La lutte contre les changements climatiques provoque, elle aussi, des dégâts collatéraux. Confrontés à une hausse de la demande d’électricité et à l’impérieuse nécessité de réduire leurs émissions de gaz carbonique, nombre d’Etats et de compagnies électriques renouent avec une technique décriée : les grands barrages.

Depuis des décennies, les organisations de protection de l’environnement et des peuples indigènes rappellent les conséquences engendrées par la construction et l’exploitation de ces grands ouvrages. A commencer par la destruction de l’environnement. Les barrages hydroélectriques noient des surfaces, parfois considérables, de terres agricoles, de forêts ou d’espaces urbanisés. Des fleuves voient leur cours séculaires modifié, ce qui bouleverse des biotopes, parfois menacés. La mise en eau des réservoirs peut s’avérer « climatiquement » contre-productive. Souvent, la décomposition des végétaux noyés par la montée du niveau des eaux produit des volumes considérables de méthane, un gaz à effet de serre 25 fois plus puissant que le gaz carbonique.

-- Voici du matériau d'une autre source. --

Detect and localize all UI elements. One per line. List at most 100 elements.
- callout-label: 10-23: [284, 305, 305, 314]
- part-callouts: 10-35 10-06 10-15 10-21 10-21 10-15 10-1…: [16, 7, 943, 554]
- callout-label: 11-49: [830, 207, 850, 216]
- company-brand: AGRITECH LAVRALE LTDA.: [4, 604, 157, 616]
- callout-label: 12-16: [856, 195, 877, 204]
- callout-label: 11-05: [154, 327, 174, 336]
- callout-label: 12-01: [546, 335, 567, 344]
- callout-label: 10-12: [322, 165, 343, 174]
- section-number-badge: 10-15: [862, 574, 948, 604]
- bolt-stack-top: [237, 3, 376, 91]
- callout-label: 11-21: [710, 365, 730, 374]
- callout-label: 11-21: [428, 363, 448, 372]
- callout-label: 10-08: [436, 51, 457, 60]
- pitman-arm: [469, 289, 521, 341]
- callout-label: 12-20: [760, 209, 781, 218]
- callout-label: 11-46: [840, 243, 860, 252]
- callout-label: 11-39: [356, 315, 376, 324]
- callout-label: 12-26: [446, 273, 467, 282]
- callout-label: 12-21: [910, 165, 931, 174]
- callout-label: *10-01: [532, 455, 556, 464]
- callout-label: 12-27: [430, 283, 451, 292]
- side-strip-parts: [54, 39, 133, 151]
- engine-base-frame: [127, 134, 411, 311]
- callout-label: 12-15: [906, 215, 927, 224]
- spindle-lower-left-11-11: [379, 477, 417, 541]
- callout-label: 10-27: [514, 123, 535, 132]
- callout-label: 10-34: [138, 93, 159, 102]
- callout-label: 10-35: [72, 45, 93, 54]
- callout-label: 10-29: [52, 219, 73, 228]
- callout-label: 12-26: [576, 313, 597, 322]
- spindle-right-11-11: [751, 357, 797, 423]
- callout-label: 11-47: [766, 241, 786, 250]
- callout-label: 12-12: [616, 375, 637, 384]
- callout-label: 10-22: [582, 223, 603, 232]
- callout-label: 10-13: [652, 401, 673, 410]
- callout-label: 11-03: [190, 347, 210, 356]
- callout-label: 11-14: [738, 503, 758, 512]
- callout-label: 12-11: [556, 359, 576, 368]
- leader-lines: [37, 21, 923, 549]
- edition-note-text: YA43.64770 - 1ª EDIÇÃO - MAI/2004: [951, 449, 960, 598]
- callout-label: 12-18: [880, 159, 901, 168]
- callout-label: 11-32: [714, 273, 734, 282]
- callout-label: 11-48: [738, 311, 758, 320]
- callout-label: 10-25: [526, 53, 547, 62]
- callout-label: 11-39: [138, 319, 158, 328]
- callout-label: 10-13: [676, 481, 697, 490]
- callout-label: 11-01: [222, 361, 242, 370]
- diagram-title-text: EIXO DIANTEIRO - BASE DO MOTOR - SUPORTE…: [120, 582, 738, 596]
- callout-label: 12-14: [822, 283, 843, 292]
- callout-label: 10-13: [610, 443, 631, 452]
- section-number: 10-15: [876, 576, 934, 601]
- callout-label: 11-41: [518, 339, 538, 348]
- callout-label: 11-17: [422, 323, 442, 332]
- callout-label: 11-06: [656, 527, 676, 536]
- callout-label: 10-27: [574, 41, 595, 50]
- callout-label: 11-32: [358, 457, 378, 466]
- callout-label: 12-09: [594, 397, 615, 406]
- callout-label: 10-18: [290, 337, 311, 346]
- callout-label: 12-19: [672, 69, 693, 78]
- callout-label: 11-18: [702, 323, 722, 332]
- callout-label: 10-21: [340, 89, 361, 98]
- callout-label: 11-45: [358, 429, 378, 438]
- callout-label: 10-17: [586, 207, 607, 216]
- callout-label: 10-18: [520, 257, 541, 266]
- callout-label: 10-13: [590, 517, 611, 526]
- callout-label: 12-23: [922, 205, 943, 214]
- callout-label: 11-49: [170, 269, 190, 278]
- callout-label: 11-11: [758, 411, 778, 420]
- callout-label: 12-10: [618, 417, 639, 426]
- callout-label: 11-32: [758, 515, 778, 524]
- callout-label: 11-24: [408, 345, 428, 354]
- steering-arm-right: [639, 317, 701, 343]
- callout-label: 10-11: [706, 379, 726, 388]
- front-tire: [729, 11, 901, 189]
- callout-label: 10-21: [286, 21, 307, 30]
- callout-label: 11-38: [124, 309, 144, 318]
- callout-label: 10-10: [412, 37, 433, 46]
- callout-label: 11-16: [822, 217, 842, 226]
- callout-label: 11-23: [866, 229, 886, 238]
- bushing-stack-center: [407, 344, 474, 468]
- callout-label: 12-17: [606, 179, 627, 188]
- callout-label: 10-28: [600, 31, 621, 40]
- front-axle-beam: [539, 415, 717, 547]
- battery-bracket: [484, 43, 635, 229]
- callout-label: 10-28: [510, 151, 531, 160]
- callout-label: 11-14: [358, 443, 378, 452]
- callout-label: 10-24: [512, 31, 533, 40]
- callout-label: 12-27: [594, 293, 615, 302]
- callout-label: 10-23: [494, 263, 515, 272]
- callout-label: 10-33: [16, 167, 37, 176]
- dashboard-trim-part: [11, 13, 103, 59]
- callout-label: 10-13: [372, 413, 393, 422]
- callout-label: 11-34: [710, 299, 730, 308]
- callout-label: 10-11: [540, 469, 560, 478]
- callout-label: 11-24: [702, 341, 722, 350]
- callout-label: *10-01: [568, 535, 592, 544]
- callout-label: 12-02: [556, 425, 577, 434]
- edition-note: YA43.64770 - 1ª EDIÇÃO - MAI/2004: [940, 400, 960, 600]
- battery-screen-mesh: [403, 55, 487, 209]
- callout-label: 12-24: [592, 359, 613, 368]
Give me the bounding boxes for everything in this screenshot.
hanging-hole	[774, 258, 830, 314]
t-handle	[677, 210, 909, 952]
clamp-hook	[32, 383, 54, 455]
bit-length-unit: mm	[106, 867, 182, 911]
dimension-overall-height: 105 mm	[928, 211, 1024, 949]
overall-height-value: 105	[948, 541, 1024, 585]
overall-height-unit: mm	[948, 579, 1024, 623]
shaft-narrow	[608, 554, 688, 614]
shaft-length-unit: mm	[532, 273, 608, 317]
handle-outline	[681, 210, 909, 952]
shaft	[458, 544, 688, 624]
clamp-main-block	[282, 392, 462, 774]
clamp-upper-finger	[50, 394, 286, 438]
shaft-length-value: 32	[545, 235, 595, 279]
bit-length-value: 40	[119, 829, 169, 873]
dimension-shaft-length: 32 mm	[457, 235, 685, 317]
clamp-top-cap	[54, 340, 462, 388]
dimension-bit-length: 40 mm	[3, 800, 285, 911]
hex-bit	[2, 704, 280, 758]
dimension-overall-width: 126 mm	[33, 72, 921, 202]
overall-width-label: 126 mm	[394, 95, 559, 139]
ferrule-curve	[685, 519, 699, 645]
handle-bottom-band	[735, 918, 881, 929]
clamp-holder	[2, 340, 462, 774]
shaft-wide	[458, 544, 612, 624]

Mais l’impact le plus considérable est sans nul doute le déplacement des populations. En novembre 2000, dans un rapport très critique, la Commission mondiale des barrages rappelait que, pour construire les 45.000 ouvrages que comptait la planète à l’époque (dont 45 % en Chine), 40 à 80 millions de personnes avaient été évacuées. Pour assurer le développement de l’hydroélectricité et de l’irrigation, la Commission, créée par la Banque mondiale et l’UICN (Union internationale pour la conservation de la nature) concluait que les promoteurs des barrages devraient, à l’avenir, faire preuve d’équité et d’efficience. Leur décision devra être fondée sur la participation de toutes les parties impliquées. Et leurs ouvrages respecter des critères de durabilité, à tout point de vue.

Malgré le formidable retentissement qu’eut ce rapport il y a 10 ans, les problèmes demeurent.

Comme le rappelle une étude publiée lundi 9 août par Survival International, « la construction des barrages connaît actuellement dans le monde un essor démesuré ». Selon l’organisation de protection des peuples indigènes, la seule banque mondiale financerait 211 projets de ce type, pour un montant de 11 milliards de dollars (8,31 milliards d’euros). Grande spécialiste, la Chine n’est pas en reste. Des banques chinoises, ainsi que l’exploitant du pharaonique barrage des Trois gorges participent à des projets en Malaisie (barrage de Murum, 944 mégawatts) et en Ethiopie (Gibe 3, 1.870 MW). Des banques régionales de développement (la BNDES brésilienne, la Banque africaine de développement) suivent le mouvement.

Au grand dam des populations riveraines des sites convoités. A en croire Survival International, la construction de ces nouveaux barrages jetteraient sur les pistes près de 400.000 indigènes, au Brésil, en Ethiopie, en Malaisie. Au Brésil, où GDF Suez compte bien mettre en service en 2012 le barrage de Jirau (3.300 MW), bon nombre des Indiens risquant d’être déplacés n’ont jamais eu de contact avec le monde extérieur. Ce qui réduit leur possibilité d’adaptation dans un nouvel environnement. Ces problèmes ne concernent généralement pas les promoteurs. « Il y a une tendance endémique dans l’industrie des barrages à sous-estimer de manière significative le nombre de personnes concernées par ses projets », affirme l’ONG.